Given this, true experiments may be accurately statistically analysed, however they may not be representative of the real world conditions. They are commonly impractical and expensive to undertake. Whilst during experiments, the researcher would be unable to determine how genuine are the results provided by his test participants under the experimental conditions set. This is due to the high degree of control and criteria implemented by the researcher set during the course of the experiment (Shaughnessy, et. al, 2006; Jackson, 2003). Nevertheless, even though randomly assigned, we can still ascertain its validity and reliability. They may not represent the true social population but its results can be a good starting point to theoretically assess the hypotheses.
Laboratory experiments can be brought out as true experiments in a natural setting to test its validity and reliability with regards to threats to its internal validity as tested in a controlled settings. It is the researcher's prerogative to take note of all the external factors throughout the course of the experiment and analyse its statistical data. An experiment set at a natural setting would be more representative of a real world situation.
The choice to conduct a quasi experiment is when there is a lack in the ability of random assignment for a true experiment. Even with a limitation on sampling, this experimental design does at least resemble the social population. As such, a non-equivalent group design can be implemented. According to Trochim (2006), this is one of the most frequently used experimental designs in social research. Threats to its internal validity are highly affected by confounding factors unable to be controlled by the researcher similar to true experimental designs.
The main difference of a quasi-experiment with a true experiment is the lack of randomised participant selection. It is almost similar to true experiments yet lacks the degree of control over its internal validity. Pre-test and post-test assessments are conducted to provide plausible evidences to support the experiment outcomes. Thus the researcher must go in-depth in finding out every possible factor that would be a threat to the internal validity of the experiment for causal claims.

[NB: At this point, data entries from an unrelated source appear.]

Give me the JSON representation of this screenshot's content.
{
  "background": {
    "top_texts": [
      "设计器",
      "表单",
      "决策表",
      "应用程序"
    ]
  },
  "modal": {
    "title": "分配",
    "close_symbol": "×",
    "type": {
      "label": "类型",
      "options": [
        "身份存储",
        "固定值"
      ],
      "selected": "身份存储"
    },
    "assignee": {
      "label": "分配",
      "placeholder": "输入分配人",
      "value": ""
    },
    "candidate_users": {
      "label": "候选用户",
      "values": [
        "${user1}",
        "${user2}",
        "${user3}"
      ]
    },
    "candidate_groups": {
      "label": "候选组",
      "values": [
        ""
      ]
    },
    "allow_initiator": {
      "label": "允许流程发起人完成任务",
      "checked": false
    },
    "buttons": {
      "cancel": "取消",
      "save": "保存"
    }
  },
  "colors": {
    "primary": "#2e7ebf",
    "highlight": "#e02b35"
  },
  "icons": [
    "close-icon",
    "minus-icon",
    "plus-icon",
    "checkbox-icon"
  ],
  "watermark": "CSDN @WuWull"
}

In conclusion, it is up to the researcher to consider the various factors in designing an experiment. They would need to take into consideration the many confounding variables encapsulating the independent variable to be tested on. No doubt that a randomised sampling population would be the best group to experiment on but to what extend and how does its surrounding environment and influences affect the resulting outcome. As such, in selecting an experimental design would need to fit the treatment and conditions.